Coonabarabran and return
This trip took a month of my long service leave in March 2011. I planned to ride to Coonabarabran, a favourite childhood place. If possible I wanted to ride on up to the Queensland border, but this was always going to need the wind and road conditions very much in my favour. Time was the issue!
Saying goodbye
Lyndal Irons from Insights Magazine interviewed me not long before I left. I think she understood what I was on about quite well.
His destination was dependent on the elements but his intentions were very clear: he was preparing to enter a new phase in his life, find answers to questions and get closer to God. And he could do all that by getting in tune with the physical rhythms of his body at work.
“I just finished a three year contract in a parish and need to make decisions about how to make a living,” he said before the trip.

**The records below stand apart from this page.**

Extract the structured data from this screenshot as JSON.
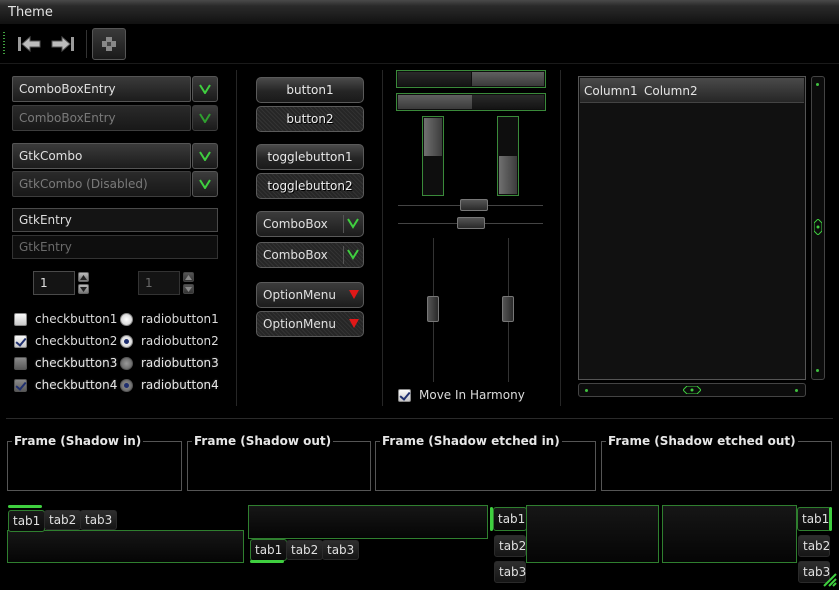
{
  "menubar": {
    "theme": "Theme"
  },
  "combos": {
    "entry1": "ComboBoxEntry",
    "entry2": "ComboBoxEntry",
    "gtkcombo1": "GtkCombo",
    "gtkcombo2": "GtkCombo (Disabled)"
  },
  "entries": {
    "entry1": "GtkEntry",
    "entry2": "GtkEntry"
  },
  "spins": {
    "spin1": "1",
    "spin2": "1"
  },
  "checks": {
    "c1": "checkbutton1",
    "c2": "checkbutton2",
    "c3": "checkbutton3",
    "c4": "checkbutton4",
    "r1": "radiobutton1",
    "r2": "radiobutton2",
    "r3": "radiobutton3",
    "r4": "radiobutton4"
  },
  "buttons": {
    "button1": "button1",
    "button2": "button2",
    "toggle1": "togglebutton1",
    "toggle2": "togglebutton2",
    "combobox1": "ComboBox",
    "combobox2": "ComboBox",
    "option1": "OptionMenu",
    "option2": "OptionMenu"
  },
  "scales": {
    "move_in_harmony": "Move In Harmony",
    "hscale1": 0.5,
    "hscale2": 0.5,
    "vbar1": 0.5,
    "vbar2": 0.5,
    "hslider1": 0.5,
    "hslider2": 0.5,
    "vslider1": 0.5,
    "vslider2": 0.5
  },
  "tree": {
    "col1": "Column1",
    "col2": "Column2"
  },
  "frames": {
    "f1": "Frame (Shadow in)",
    "f2": "Frame (Shadow out)",
    "f3": "Frame (Shadow etched in)",
    "f4": "Frame (Shadow etched out)"
  },
  "notebooks": {
    "tabs": [
      "tab1",
      "tab2",
      "tab3"
    ]
  },
  "colors": {
    "accent_green": "#3fcf3f",
    "arrow_red": "#e01818",
    "background": "#000000"
  },
  "icons": [
    "back-icon",
    "forward-icon",
    "toolbar-item-icon",
    "chevron-down-icon",
    "resize-grip-icon"
  ]
}
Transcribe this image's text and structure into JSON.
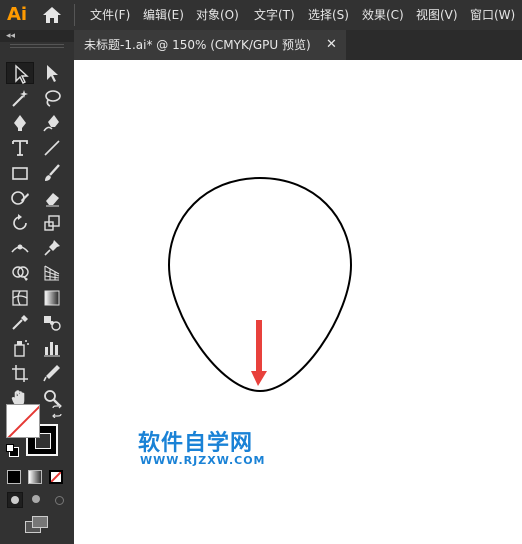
{
  "app": {
    "logo": "Ai"
  },
  "menu": {
    "items": [
      "文件(F)",
      "编辑(E)",
      "对象(O)",
      "文字(T)",
      "选择(S)",
      "效果(C)",
      "视图(V)",
      "窗口(W)"
    ]
  },
  "document_tab": {
    "title": "未标题-1.ai* @ 150% (CMYK/GPU 预览)",
    "close": "✕"
  },
  "toolbar": {
    "collapse": "◂◂",
    "tools": [
      "selection-tool",
      "direct-selection-tool",
      "magic-wand-tool",
      "lasso-tool",
      "pen-tool",
      "curvature-tool",
      "type-tool",
      "line-segment-tool",
      "rectangle-tool",
      "paintbrush-tool",
      "shaper-tool",
      "eraser-tool",
      "rotate-tool",
      "scale-tool",
      "width-tool",
      "puppet-warp-tool",
      "shape-builder-tool",
      "perspective-grid-tool",
      "mesh-tool",
      "gradient-tool",
      "eyedropper-tool",
      "blend-tool",
      "symbol-sprayer-tool",
      "column-graph-tool",
      "artboard-tool",
      "slice-tool",
      "hand-tool",
      "zoom-tool"
    ],
    "fill_stroke": {
      "fill_color": "#ffffff",
      "stroke_color": "#000000"
    }
  },
  "canvas": {
    "background": "#ffffff",
    "watermark": {
      "title": "软件自学网",
      "url": "WWW.RJZXW.COM",
      "color": "#1a82d6"
    },
    "arrow_color": "#e8413c"
  }
}
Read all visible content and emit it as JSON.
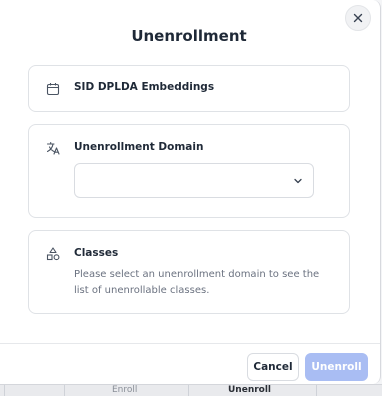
{
  "dialog": {
    "title": "Unenrollment",
    "close_icon": "close-icon"
  },
  "model_card": {
    "icon": "calendar-icon",
    "label": "SID DPLDA Embeddings"
  },
  "domain_card": {
    "icon": "language-icon",
    "label": "Unenrollment Domain",
    "select_value": "",
    "select_icon": "chevron-down-icon"
  },
  "classes_card": {
    "icon": "shapes-icon",
    "label": "Classes",
    "description": "Please select an unenrollment domain to see the list of unenrollable classes."
  },
  "footer": {
    "cancel_label": "Cancel",
    "unenroll_label": "Unenroll"
  },
  "background": {
    "cells": [
      "Enroll",
      "Unenroll"
    ]
  },
  "colors": {
    "primary_disabled": "#a9bdf3",
    "border": "#dfe2e6",
    "text": "#1f2937",
    "muted_text": "#6b7280"
  }
}
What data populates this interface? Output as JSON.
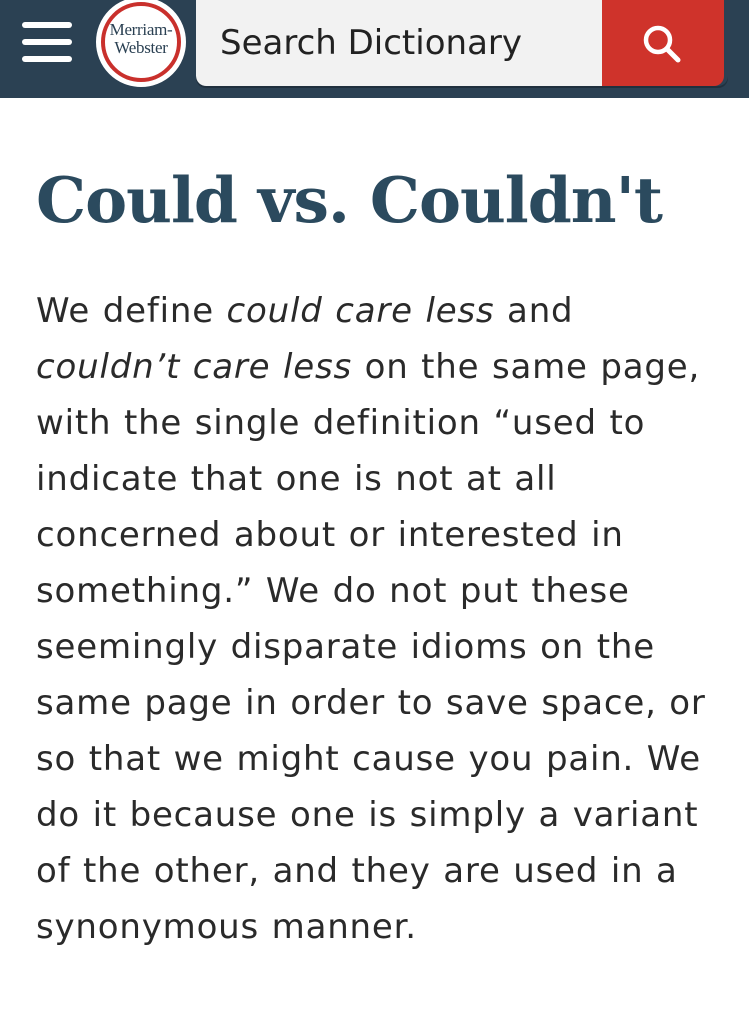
{
  "header": {
    "logo": {
      "line1": "Merriam-",
      "line2": "Webster"
    },
    "search": {
      "placeholder": "Search Dictionary"
    },
    "icons": {
      "menu": "hamburger-menu-icon",
      "search": "search-icon"
    },
    "colors": {
      "header_bg": "#2b4153",
      "search_button": "#cf332b",
      "logo_ring": "#c9302c",
      "title": "#2b4a5e"
    }
  },
  "article": {
    "title": "Could vs. Couldn't",
    "paragraph": {
      "p1": "We define ",
      "em1": "could care less",
      "p2": " and ",
      "em2": "couldn’t care less",
      "p3": " on the same page, with the single definition “used to indicate that one is not at all concerned about or interested in something.” We do not put these seemingly disparate idioms on the same page in order to save space, or so that we might cause you pain. We do it because one is simply a variant of the other, and they are used in a synonymous manner."
    }
  }
}
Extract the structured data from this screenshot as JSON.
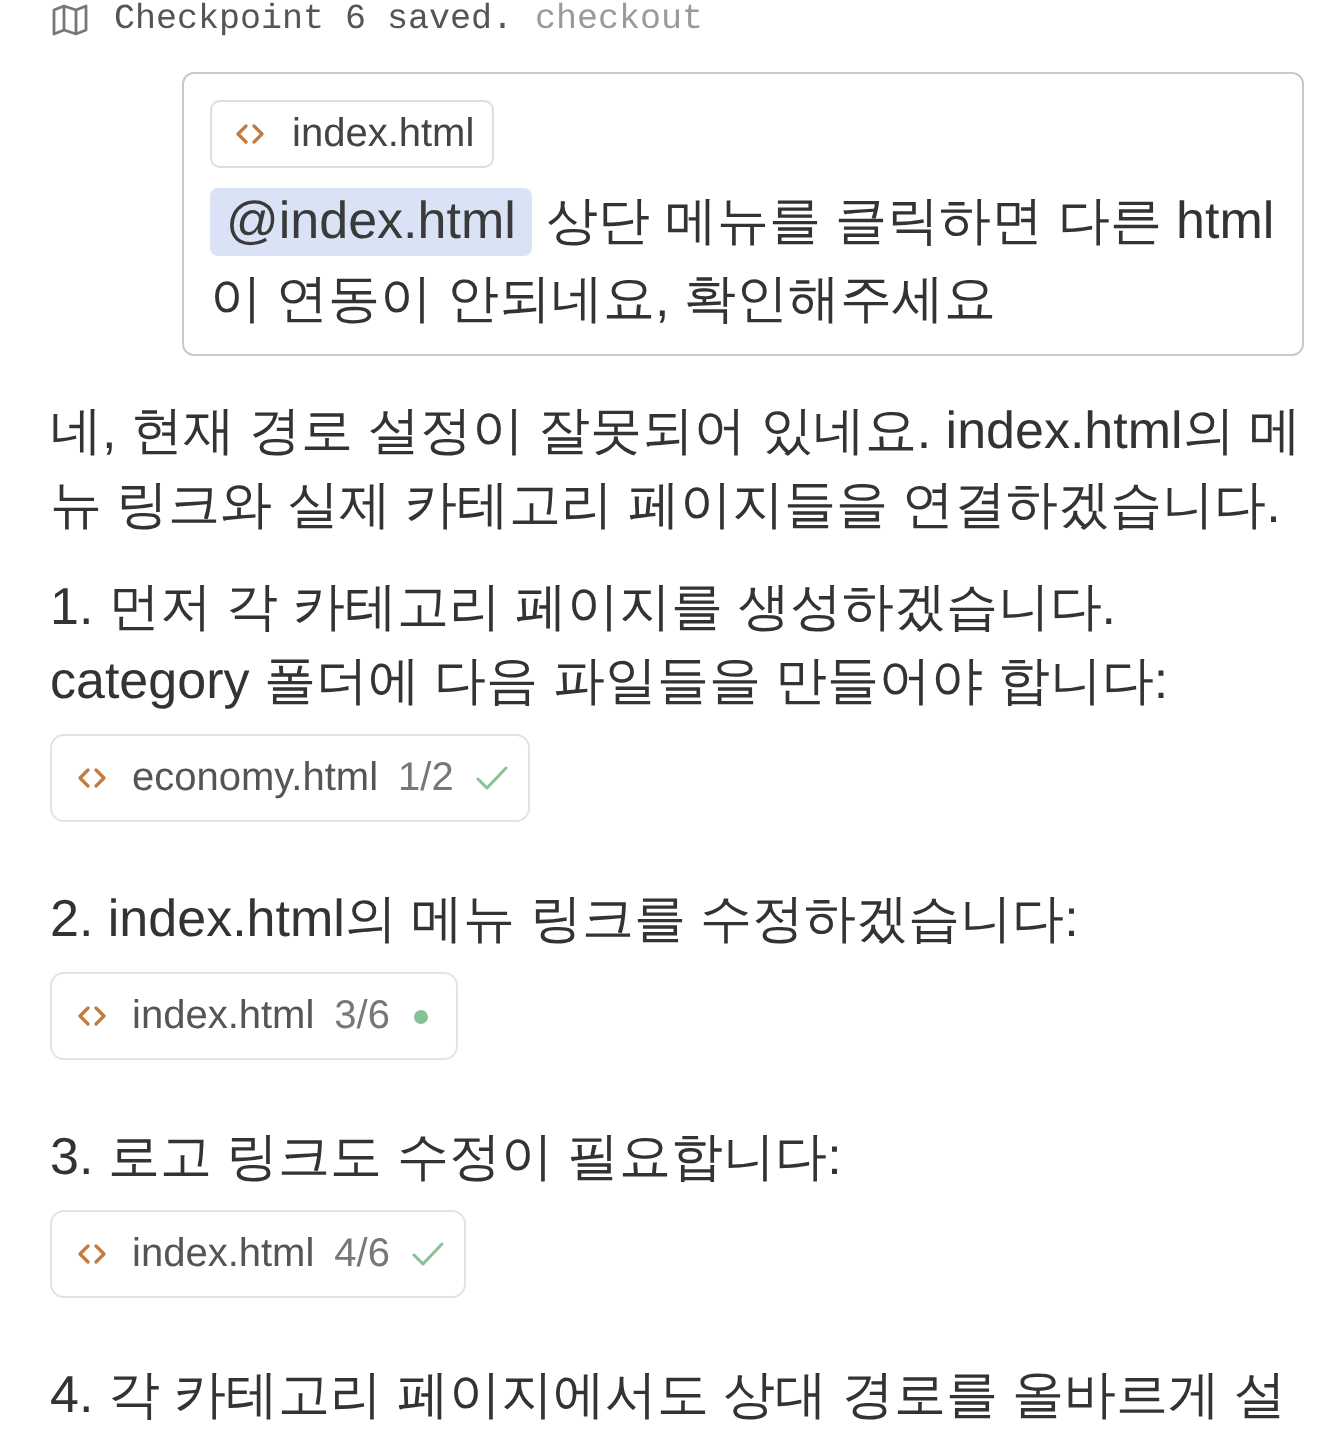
{
  "checkpoint": {
    "label": "Checkpoint 6 saved.",
    "link": "checkout"
  },
  "user_message": {
    "attachment": {
      "filename": "index.html"
    },
    "mention": "@index.html",
    "text": "상단 메뉴를 클릭하면 다른 html 이 연동이 안되네요, 확인해주세요"
  },
  "reply": {
    "intro": "네, 현재 경로 설정이 잘못되어 있네요. index.html의 메뉴 링크와 실제 카테고리 페이지들을 연결하겠습니다.",
    "steps": [
      {
        "text": "1. 먼저 각 카테고리 페이지를 생성하겠습니다.\ncategory 폴더에 다음 파일들을 만들어야 합니다:",
        "file": {
          "filename": "economy.html",
          "progress": "1/2",
          "done": true
        }
      },
      {
        "text": "2. index.html의 메뉴 링크를 수정하겠습니다:",
        "file": {
          "filename": "index.html",
          "progress": "3/6",
          "done": false
        }
      },
      {
        "text": "3. 로고 링크도 수정이 필요합니다:",
        "file": {
          "filename": "index.html",
          "progress": "4/6",
          "done": true
        }
      },
      {
        "text": "4. 각 카테고리 페이지에서도 상대 경로를 올바르게 설"
      }
    ]
  }
}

“There are some fairly exciting but risky enterprises I could get involved in. I want to be clear about my motivations and to gain wisdom without distraction — this is a wisdom seeking exercise.”
The journey of endurance riding, he said, was a discipline that “allows things to happen”.
Blood pumps, the body is in tune with the elemental, away from screens, calls and distractions. The brain and body enter a different gear and, often, things appear clearer.
“It recharges batteries,” Mr Prior explained.
“You become an elemental person who isn’t sitting in cars or drinking coffee all day. Endurance riding is going back to a fairly physical way of being.
“Sitting in an office and going to late-night meetings isn’t always prayerful. Scripture reading and praying can be pushing water uphill with a stick, pushing away an artificial environment. Here it’s a downhill run because already the body is doing what it’s designed for.”
It was a great journey, recharging batteries, and leaving me a lot to ponder.